To succeed on a claim of age discrimination under the ADEA, a plaintiff must first establish that she (1) was over the age of 40; (2) was qualified for the position she sought to retain or attain; (3) suffered an adverse employment action; and (4) was ultimately replaced by a younger person so as to support an inference of a discriminatory motive. Id. Once she establishes a prima facie case, the burden of production shifts to the defendant to articulate a legitimate, nondiscriminatory reason for the employer's action. Fuentes v. Perskie, 32 F.3d 759, 763 (3d Cir. 1994). “The employer need not prove that the tendered reason actually motivated its behavior, as throughout this burden-shifting paradigm the ultimate burden of proving intentional discrimination always rests with the plaintiff.” Id. “Once the employer answers its relatively light burden by articulating a legitimate reason for the unfavorable employment decision, the burden of production rebounds to the plaintiff, who must now show by a preponderance of the evidence that the employer's explanation is pretextual (thus meeting the plaintiff's burden of persuasion).” Id.

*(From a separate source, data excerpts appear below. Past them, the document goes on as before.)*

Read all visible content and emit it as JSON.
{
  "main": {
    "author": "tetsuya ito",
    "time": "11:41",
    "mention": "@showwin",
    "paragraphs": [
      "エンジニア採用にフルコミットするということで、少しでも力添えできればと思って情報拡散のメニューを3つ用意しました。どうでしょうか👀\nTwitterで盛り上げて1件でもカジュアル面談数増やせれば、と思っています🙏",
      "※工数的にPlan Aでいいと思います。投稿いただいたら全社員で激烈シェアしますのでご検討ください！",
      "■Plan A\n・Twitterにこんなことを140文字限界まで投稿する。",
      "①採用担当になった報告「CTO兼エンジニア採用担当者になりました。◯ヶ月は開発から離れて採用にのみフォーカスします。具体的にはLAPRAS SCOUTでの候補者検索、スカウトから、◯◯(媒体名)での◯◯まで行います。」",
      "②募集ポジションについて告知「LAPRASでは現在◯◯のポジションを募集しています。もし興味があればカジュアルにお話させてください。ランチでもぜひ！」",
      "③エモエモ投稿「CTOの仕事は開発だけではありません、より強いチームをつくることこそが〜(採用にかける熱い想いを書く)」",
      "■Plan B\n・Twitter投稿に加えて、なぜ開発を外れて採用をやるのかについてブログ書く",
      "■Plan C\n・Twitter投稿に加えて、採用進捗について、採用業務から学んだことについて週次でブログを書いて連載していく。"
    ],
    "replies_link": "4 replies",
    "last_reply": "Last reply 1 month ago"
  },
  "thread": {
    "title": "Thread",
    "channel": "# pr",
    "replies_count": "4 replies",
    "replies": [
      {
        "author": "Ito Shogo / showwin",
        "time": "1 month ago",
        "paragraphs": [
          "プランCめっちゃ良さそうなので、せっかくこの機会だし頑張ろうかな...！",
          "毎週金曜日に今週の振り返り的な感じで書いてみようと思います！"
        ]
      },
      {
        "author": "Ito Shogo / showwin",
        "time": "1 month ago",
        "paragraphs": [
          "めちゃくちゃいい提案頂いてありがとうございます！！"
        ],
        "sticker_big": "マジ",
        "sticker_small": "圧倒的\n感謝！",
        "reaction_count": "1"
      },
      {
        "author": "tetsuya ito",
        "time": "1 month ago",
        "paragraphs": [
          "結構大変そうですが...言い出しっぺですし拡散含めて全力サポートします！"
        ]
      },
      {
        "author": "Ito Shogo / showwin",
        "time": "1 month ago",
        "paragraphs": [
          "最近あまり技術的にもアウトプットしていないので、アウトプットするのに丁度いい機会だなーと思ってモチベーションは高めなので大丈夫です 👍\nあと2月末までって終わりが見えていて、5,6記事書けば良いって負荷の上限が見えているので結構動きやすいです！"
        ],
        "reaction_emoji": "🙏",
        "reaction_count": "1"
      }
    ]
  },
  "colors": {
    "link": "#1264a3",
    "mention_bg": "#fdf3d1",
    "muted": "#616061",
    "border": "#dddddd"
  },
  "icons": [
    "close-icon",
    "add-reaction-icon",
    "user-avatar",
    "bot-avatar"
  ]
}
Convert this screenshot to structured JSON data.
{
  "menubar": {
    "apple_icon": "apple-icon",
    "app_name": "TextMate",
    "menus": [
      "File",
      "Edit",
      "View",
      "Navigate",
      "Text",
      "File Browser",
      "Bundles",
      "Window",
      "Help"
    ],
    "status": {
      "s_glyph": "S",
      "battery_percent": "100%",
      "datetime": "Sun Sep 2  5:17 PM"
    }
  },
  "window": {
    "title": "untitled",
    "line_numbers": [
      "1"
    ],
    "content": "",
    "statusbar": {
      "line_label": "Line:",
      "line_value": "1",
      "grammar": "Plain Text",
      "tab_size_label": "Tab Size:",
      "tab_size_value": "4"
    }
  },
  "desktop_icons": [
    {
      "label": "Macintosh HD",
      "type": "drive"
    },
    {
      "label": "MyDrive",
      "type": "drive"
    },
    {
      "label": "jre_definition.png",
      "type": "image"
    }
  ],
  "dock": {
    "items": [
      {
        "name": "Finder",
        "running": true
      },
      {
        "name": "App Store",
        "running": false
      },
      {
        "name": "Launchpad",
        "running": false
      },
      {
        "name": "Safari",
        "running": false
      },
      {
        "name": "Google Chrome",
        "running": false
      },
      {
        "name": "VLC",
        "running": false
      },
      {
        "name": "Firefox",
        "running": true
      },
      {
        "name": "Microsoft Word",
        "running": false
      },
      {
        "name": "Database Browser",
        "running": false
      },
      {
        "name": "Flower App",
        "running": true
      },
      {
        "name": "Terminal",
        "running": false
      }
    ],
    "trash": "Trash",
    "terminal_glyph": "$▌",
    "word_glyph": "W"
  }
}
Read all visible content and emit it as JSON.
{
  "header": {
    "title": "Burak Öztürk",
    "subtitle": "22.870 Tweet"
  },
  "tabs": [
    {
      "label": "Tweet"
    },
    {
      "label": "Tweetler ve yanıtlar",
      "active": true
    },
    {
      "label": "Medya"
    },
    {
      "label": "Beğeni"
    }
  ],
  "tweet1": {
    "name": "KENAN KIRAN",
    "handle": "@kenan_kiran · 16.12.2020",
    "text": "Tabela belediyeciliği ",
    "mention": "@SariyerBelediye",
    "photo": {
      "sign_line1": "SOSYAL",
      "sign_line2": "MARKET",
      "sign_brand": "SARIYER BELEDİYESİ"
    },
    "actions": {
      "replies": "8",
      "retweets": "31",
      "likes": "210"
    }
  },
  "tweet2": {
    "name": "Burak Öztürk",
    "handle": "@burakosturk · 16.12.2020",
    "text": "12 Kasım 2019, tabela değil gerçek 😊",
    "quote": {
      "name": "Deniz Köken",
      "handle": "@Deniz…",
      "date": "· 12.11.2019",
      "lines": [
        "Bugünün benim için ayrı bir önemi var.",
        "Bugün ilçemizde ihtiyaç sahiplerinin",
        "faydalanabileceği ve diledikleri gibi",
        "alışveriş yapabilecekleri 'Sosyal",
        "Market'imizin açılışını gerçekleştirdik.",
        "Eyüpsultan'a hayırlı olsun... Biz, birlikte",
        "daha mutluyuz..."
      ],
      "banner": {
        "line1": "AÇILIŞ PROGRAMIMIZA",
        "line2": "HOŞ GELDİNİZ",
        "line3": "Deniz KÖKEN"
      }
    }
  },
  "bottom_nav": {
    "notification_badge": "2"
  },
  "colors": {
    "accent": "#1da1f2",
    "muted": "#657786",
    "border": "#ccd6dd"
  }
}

This Court finds that Plaintiff adequately establishes a prima facie case of gender discrimination. As this Court found above with respect to Plaintiff's Title VII claim, Plaintiff suffered an adverse employment action when Defendant did not renew her coaching contract. Plaintiff is over the age of forty, and Defendant does not dispute that she was qualified for the position she sought and ultimately replaced by a younger person.
As above, Defendant has offered a legitimate, nondiscriminatory reason for its actions in choosing not to rehire Plaintiff due to her contentious relationship with Roe throughout the 20182019 lacrosse season and Plaintiff's mishandling of her conflict with Roe.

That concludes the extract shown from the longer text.